This week has seen the full return of the Ireland/Northern Ireland Protocol to political agendas, after a lull during the UK’s party political conference season.
Last night saw the publication of the Commission’s extensive proposals on enabling the implementation of the Protocol, following much consultation both within the EU member states and with Northern Irish stakeholders.
That had been somewhat pre-empted by the Lord Frost’s speech on Tuesday, which were taken as a rejection in principle of those proposals, given the more fundamental problems around the Protocol’s operation.
In particular, Frost spoke of the collapse of Unionist support and of the need to remove the EU’s Court of Justice (CJEU) as the ‘ultimate polic[er]’ of the treaty.
As explained in the graphic below, the CJEU is incorporated into the Withdrawal Agreement in two ways. Temporarily, it discharges all outstanding cases before it, including those brought during transition, and offers a time-limited route for handling Citizens’ Rights cases. Permanently, it has a role to provide definitive rulings on matters of EU law that arise from disputes and from the operation of the Protocol in Northern Ireland (the sovereign bases in Cyprus too, not that this seems to be a live issue).
That permanent role is a function of the basic model of the Protocol itself: Northern Ireland is effectively an extension of the EU’s single market and customs union, and each of those is made up of rules set by the EU. Therefore, to ensure uniform interpretation of those rules (needed to make either element meaningful), you need to have a single ultimate court to decide what’s what.
In short, as David Allen Green rightly notes, if you want to remove the CJEU, then you want to stop Northern Ireland being inside the single market and customs union, which is a fundamentally situation for the region, and one that isn’t compatible with the Good Friday Agreement.
However, the UK seems bent on pushing this point, and Frost once again reminded the EU that it considers it has grounds to invoke Art.16 of the Protocol.

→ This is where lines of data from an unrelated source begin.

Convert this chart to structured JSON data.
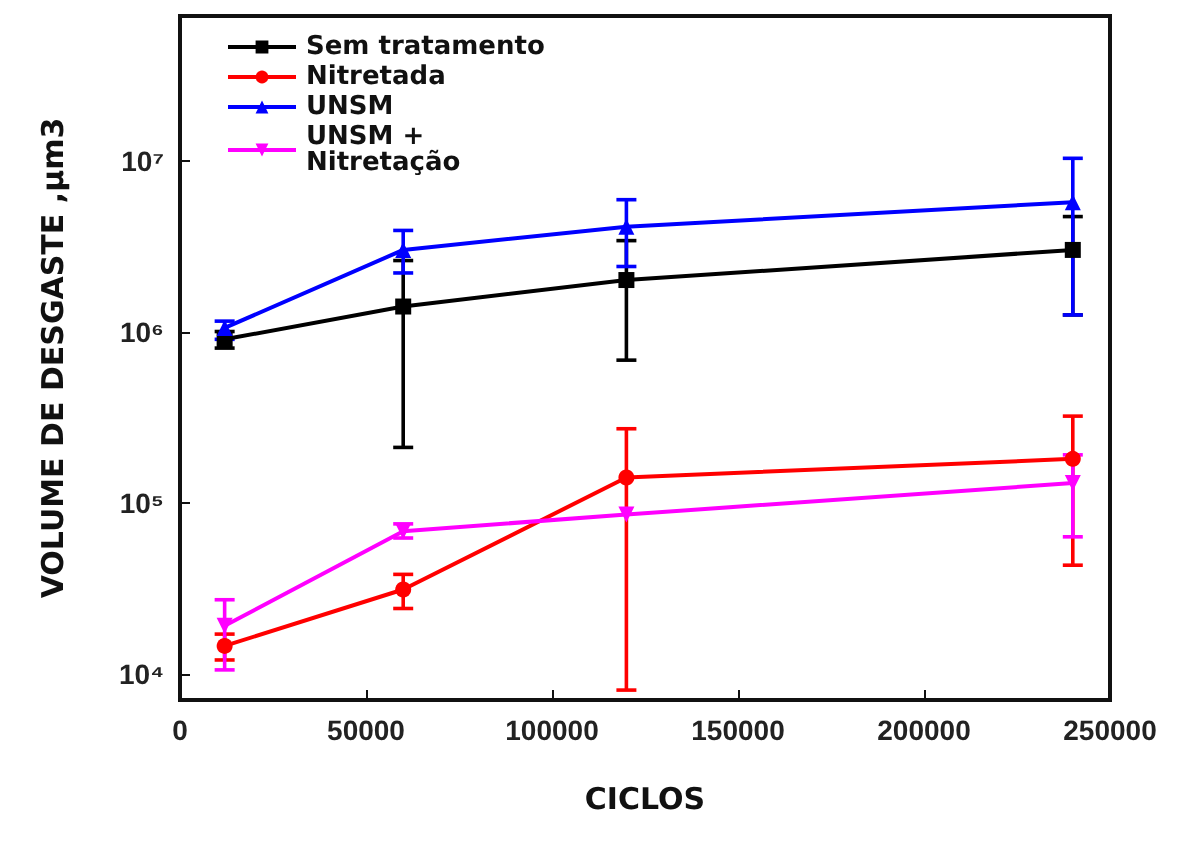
{
  "chart_data": {
    "type": "line",
    "xlabel": "CICLOS",
    "ylabel": "VOLUME DE DESGASTE ,µm3",
    "x": [
      12000,
      60000,
      120000,
      240000
    ],
    "xlim": [
      0,
      250000
    ],
    "xticks": [
      0,
      50000,
      100000,
      150000,
      200000,
      250000
    ],
    "ylim": [
      7000,
      70000000
    ],
    "log": true,
    "yticks": [
      {
        "value": 10000,
        "label": "10⁴"
      },
      {
        "value": 100000,
        "label": "10⁵"
      },
      {
        "value": 1000000,
        "label": "10⁶"
      },
      {
        "value": 10000000,
        "label": "10⁷"
      }
    ],
    "grid": false,
    "legend": "top left",
    "series": [
      {
        "name": "Sem tratamento",
        "color": "#000000",
        "marker": "square",
        "values": [
          900000,
          1400000,
          2000000,
          3000000
        ],
        "errors": [
          [
            800000,
            1000000
          ],
          [
            210000,
            2600000
          ],
          [
            680000,
            3400000
          ],
          [
            1250000,
            4700000
          ]
        ]
      },
      {
        "name": "Nitretada",
        "color": "#ff0000",
        "marker": "circle",
        "values": [
          14500,
          31000,
          140000,
          180000
        ],
        "errors": [
          [
            12000,
            17000
          ],
          [
            24000,
            38000
          ],
          [
            8000,
            270000
          ],
          [
            43000,
            320000
          ]
        ]
      },
      {
        "name": "UNSM",
        "color": "#0000ff",
        "marker": "triangle",
        "values": [
          1050000,
          3000000,
          4100000,
          5700000
        ],
        "errors": [
          [
            900000,
            1150000
          ],
          [
            2200000,
            3900000
          ],
          [
            2400000,
            5900000
          ],
          [
            1250000,
            10300000
          ]
        ]
      },
      {
        "name": "UNSM +\nNitretação",
        "color": "#ff00ff",
        "marker": "triangle-down",
        "values": [
          19000,
          68000,
          85000,
          130000
        ],
        "errors": [
          [
            10500,
            27000
          ],
          [
            62000,
            75000
          ],
          null,
          [
            63000,
            190000
          ]
        ]
      }
    ]
  }
}
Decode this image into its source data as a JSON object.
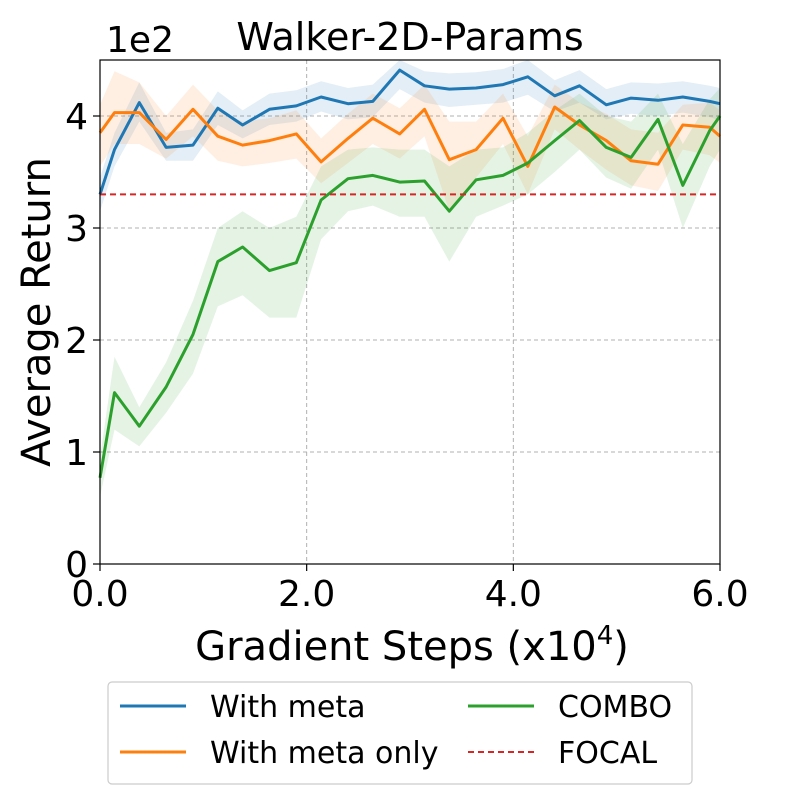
{
  "chart_data": {
    "type": "line",
    "title": "Walker-2D-Params",
    "xlabel": "Gradient Steps (x10",
    "xlabel_superscript": "4",
    "xlabel_suffix": ")",
    "ylabel": "Average Return",
    "y_scale_label": "1e2",
    "xlim": [
      0,
      6
    ],
    "ylim": [
      0,
      4.5
    ],
    "xticks": [
      0,
      2,
      4,
      6
    ],
    "xtick_labels": [
      "0.0",
      "2.0",
      "4.0",
      "6.0"
    ],
    "yticks": [
      0,
      1,
      2,
      3,
      4
    ],
    "ytick_labels": [
      "0",
      "1",
      "2",
      "3",
      "4"
    ],
    "grid": true,
    "legend_position": "bottom",
    "x": [
      0.0,
      0.14,
      0.38,
      0.64,
      0.9,
      1.14,
      1.38,
      1.64,
      1.9,
      2.14,
      2.4,
      2.64,
      2.9,
      3.14,
      3.38,
      3.64,
      3.9,
      4.14,
      4.4,
      4.64,
      4.9,
      5.14,
      5.4,
      5.64,
      5.9,
      6.0
    ],
    "series": [
      {
        "name": "With meta",
        "color": "#1f77b4",
        "values": [
          3.3,
          3.7,
          4.12,
          3.72,
          3.74,
          4.07,
          3.92,
          4.06,
          4.09,
          4.17,
          4.11,
          4.13,
          4.41,
          4.27,
          4.24,
          4.25,
          4.28,
          4.35,
          4.18,
          4.27,
          4.1,
          4.16,
          4.14,
          4.17,
          4.13,
          4.11
        ],
        "lower": [
          3.15,
          3.55,
          3.95,
          3.6,
          3.6,
          3.92,
          3.8,
          3.92,
          3.95,
          4.04,
          3.97,
          3.99,
          4.24,
          4.12,
          4.08,
          4.1,
          4.12,
          4.19,
          4.04,
          4.12,
          3.97,
          4.02,
          4.0,
          4.03,
          3.99,
          3.96
        ],
        "upper": [
          3.45,
          3.85,
          4.3,
          3.85,
          3.88,
          4.22,
          4.05,
          4.2,
          4.23,
          4.31,
          4.25,
          4.28,
          4.5,
          4.4,
          4.38,
          4.39,
          4.42,
          4.5,
          4.32,
          4.41,
          4.24,
          4.3,
          4.29,
          4.31,
          4.27,
          4.25
        ]
      },
      {
        "name": "With meta only",
        "color": "#ff7f0e",
        "values": [
          3.85,
          4.03,
          4.03,
          3.79,
          4.06,
          3.82,
          3.74,
          3.78,
          3.84,
          3.59,
          3.8,
          3.98,
          3.84,
          4.06,
          3.61,
          3.7,
          3.98,
          3.55,
          4.08,
          3.92,
          3.78,
          3.6,
          3.57,
          3.92,
          3.9,
          3.82
        ],
        "lower": [
          3.55,
          3.75,
          3.75,
          3.62,
          3.82,
          3.6,
          3.55,
          3.58,
          3.62,
          3.4,
          3.58,
          3.75,
          3.62,
          3.82,
          3.15,
          3.45,
          3.75,
          3.3,
          3.88,
          3.7,
          3.52,
          3.38,
          3.33,
          3.7,
          3.65,
          3.58
        ],
        "upper": [
          4.1,
          4.4,
          4.3,
          4.0,
          4.28,
          4.05,
          3.95,
          3.98,
          4.05,
          3.8,
          4.02,
          4.2,
          4.07,
          4.28,
          3.95,
          3.95,
          4.2,
          3.82,
          4.28,
          4.12,
          4.02,
          3.88,
          3.85,
          4.1,
          4.12,
          4.05
        ]
      },
      {
        "name": "COMBO",
        "color": "#2ca02c",
        "values": [
          0.77,
          1.53,
          1.23,
          1.58,
          2.05,
          2.7,
          2.83,
          2.62,
          2.69,
          3.25,
          3.44,
          3.47,
          3.41,
          3.42,
          3.15,
          3.43,
          3.47,
          3.58,
          3.78,
          3.96,
          3.72,
          3.63,
          3.97,
          3.38,
          3.87,
          4.0
        ],
        "lower": [
          0.6,
          1.2,
          1.05,
          1.35,
          1.7,
          2.3,
          2.4,
          2.2,
          2.2,
          2.9,
          3.15,
          3.2,
          3.1,
          3.1,
          2.7,
          3.1,
          3.2,
          3.3,
          3.5,
          3.7,
          3.45,
          3.35,
          3.7,
          3.0,
          3.55,
          3.7
        ],
        "upper": [
          0.95,
          1.85,
          1.4,
          1.8,
          2.35,
          3.0,
          3.15,
          3.0,
          3.1,
          3.55,
          3.7,
          3.72,
          3.7,
          3.7,
          3.55,
          3.7,
          3.72,
          3.85,
          4.05,
          4.2,
          4.0,
          3.95,
          4.2,
          3.75,
          4.15,
          4.25
        ]
      }
    ],
    "baseline": {
      "name": "FOCAL",
      "value": 3.3,
      "color": "#d62728",
      "style": "dashed"
    }
  }
}
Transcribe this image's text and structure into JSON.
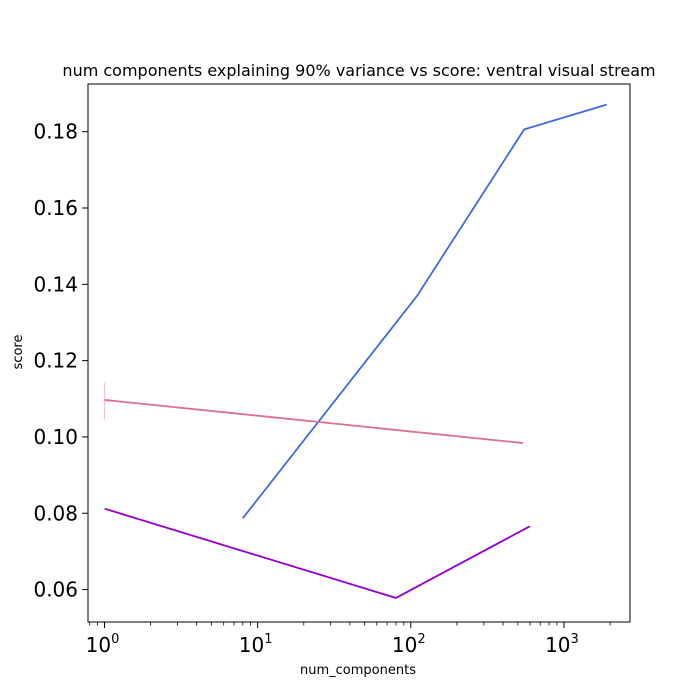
{
  "chart_data": {
    "type": "line",
    "title": "num components explaining 90% variance vs score: ventral visual stream",
    "xlabel": "num_components",
    "ylabel": "score",
    "xscale": "log",
    "xlim": [
      0.78,
      2700
    ],
    "ylim": [
      0.0515,
      0.1925
    ],
    "x_ticks": [
      {
        "value": 1,
        "base": "10",
        "exp": "0"
      },
      {
        "value": 10,
        "base": "10",
        "exp": "1"
      },
      {
        "value": 100,
        "base": "10",
        "exp": "2"
      },
      {
        "value": 1000,
        "base": "10",
        "exp": "3"
      }
    ],
    "y_ticks": [
      {
        "value": 0.06,
        "label": "0.06"
      },
      {
        "value": 0.08,
        "label": "0.08"
      },
      {
        "value": 0.1,
        "label": "0.10"
      },
      {
        "value": 0.12,
        "label": "0.12"
      },
      {
        "value": 0.14,
        "label": "0.14"
      },
      {
        "value": 0.16,
        "label": "0.16"
      },
      {
        "value": 0.18,
        "label": "0.18"
      }
    ],
    "grid": false,
    "legend": "none",
    "series": [
      {
        "color": "#4169e1",
        "points": [
          [
            8,
            0.0787
          ],
          [
            110,
            0.137
          ],
          [
            550,
            0.1806
          ],
          [
            1900,
            0.1871
          ]
        ]
      },
      {
        "color": "#db7093",
        "points": [
          [
            1,
            0.1097
          ],
          [
            540,
            0.0984
          ]
        ],
        "error_bar": {
          "x": 1,
          "low": 0.1045,
          "high": 0.1142,
          "color": "#f4c2d0"
        }
      },
      {
        "color": "#9400d3",
        "points": [
          [
            1,
            0.0812
          ],
          [
            80,
            0.0578
          ],
          [
            600,
            0.0766
          ]
        ]
      }
    ]
  }
}
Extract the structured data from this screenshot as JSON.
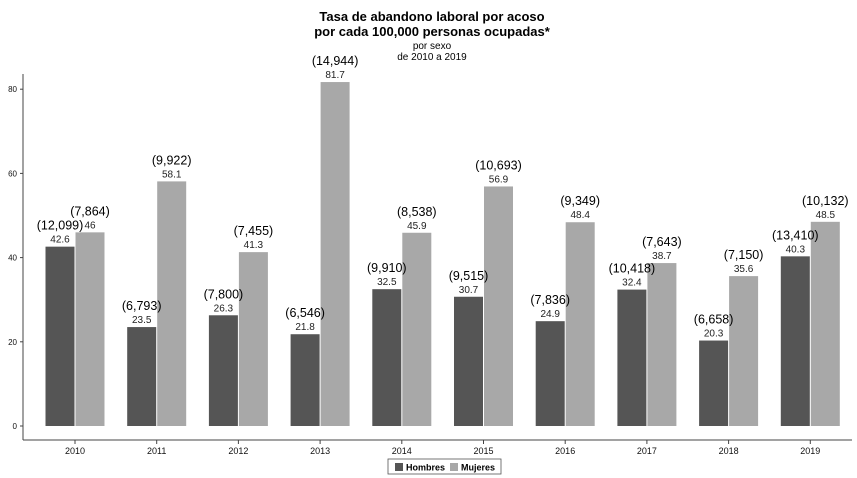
{
  "chart_data": {
    "type": "bar",
    "title": [
      "Tasa de abandono laboral por acoso",
      "por cada 100,000 personas ocupadas*"
    ],
    "subtitle": [
      "por sexo",
      "de 2010 a 2019"
    ],
    "categories": [
      "2010",
      "2011",
      "2012",
      "2013",
      "2014",
      "2015",
      "2016",
      "2017",
      "2018",
      "2019"
    ],
    "series": [
      {
        "name": "Hombres",
        "color": "#555555",
        "values": [
          42.6,
          23.5,
          26.3,
          21.8,
          32.5,
          30.7,
          24.9,
          32.4,
          20.3,
          40.3
        ],
        "value_labels": [
          "42.6",
          "23.5",
          "26.3",
          "21.8",
          "32.5",
          "30.7",
          "24.9",
          "32.4",
          "20.3",
          "40.3"
        ],
        "counts": [
          "(12,099)",
          "(6,793)",
          "(7,800)",
          "(6,546)",
          "(9,910)",
          "(9,515)",
          "(7,836)",
          "(10,418)",
          "(6,658)",
          "(13,410)"
        ]
      },
      {
        "name": "Mujeres",
        "color": "#a8a8a8",
        "values": [
          46,
          58.1,
          41.3,
          81.7,
          45.9,
          56.9,
          48.4,
          38.7,
          35.6,
          48.5
        ],
        "value_labels": [
          "46",
          "58.1",
          "41.3",
          "81.7",
          "45.9",
          "56.9",
          "48.4",
          "38.7",
          "35.6",
          "48.5"
        ],
        "counts": [
          "(7,864)",
          "(9,922)",
          "(7,455)",
          "(14,944)",
          "(8,538)",
          "(10,693)",
          "(9,349)",
          "(7,643)",
          "(7,150)",
          "(10,132)"
        ]
      }
    ],
    "y_ticks": [
      "0",
      "20",
      "40",
      "60",
      "80"
    ],
    "ylim": [
      0,
      85
    ],
    "xlabel": "",
    "ylabel": "",
    "grid": false,
    "legend_position": "bottom-center"
  }
}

I’ll refer you back to previous posts (and podcast) about why this isn’t likely to solve anything.
The second graphic (which you can read in conjunction with this one) works through a related issue, namely how use of Art.16 might lead to other responses.
Route one will be within the Article itself, since the other party is given the right to make appropriate rebalancing measures: these would be not only a prompt response, but would also limit escalation.
But the Article sits under the WA’s dispute settlement mechanism, and there’s a link through to the Trade & Cooperation Agreement, should the matter not be resolved and remedies of the arbitration panel not be applied.
Admittedly, this is a set of very big steps, and slow ones at that, but it’s useful to remember that legally, as well as politically, the Protocol has the potential to rewind the entire system of EU-UK relations. That might serve the agendas of some in London, but it’s hard to see how anything on better terms for the UK might then ensue.
This is then the bigger point from this week’s exercise: things might not be working well, but sitting down and trying to find a collaborative solution might be the least worse option for all involved. Whether the UK climbs down the Commission’s ladder is still unclear, but we should expect much contagion of the relationship if they don’t.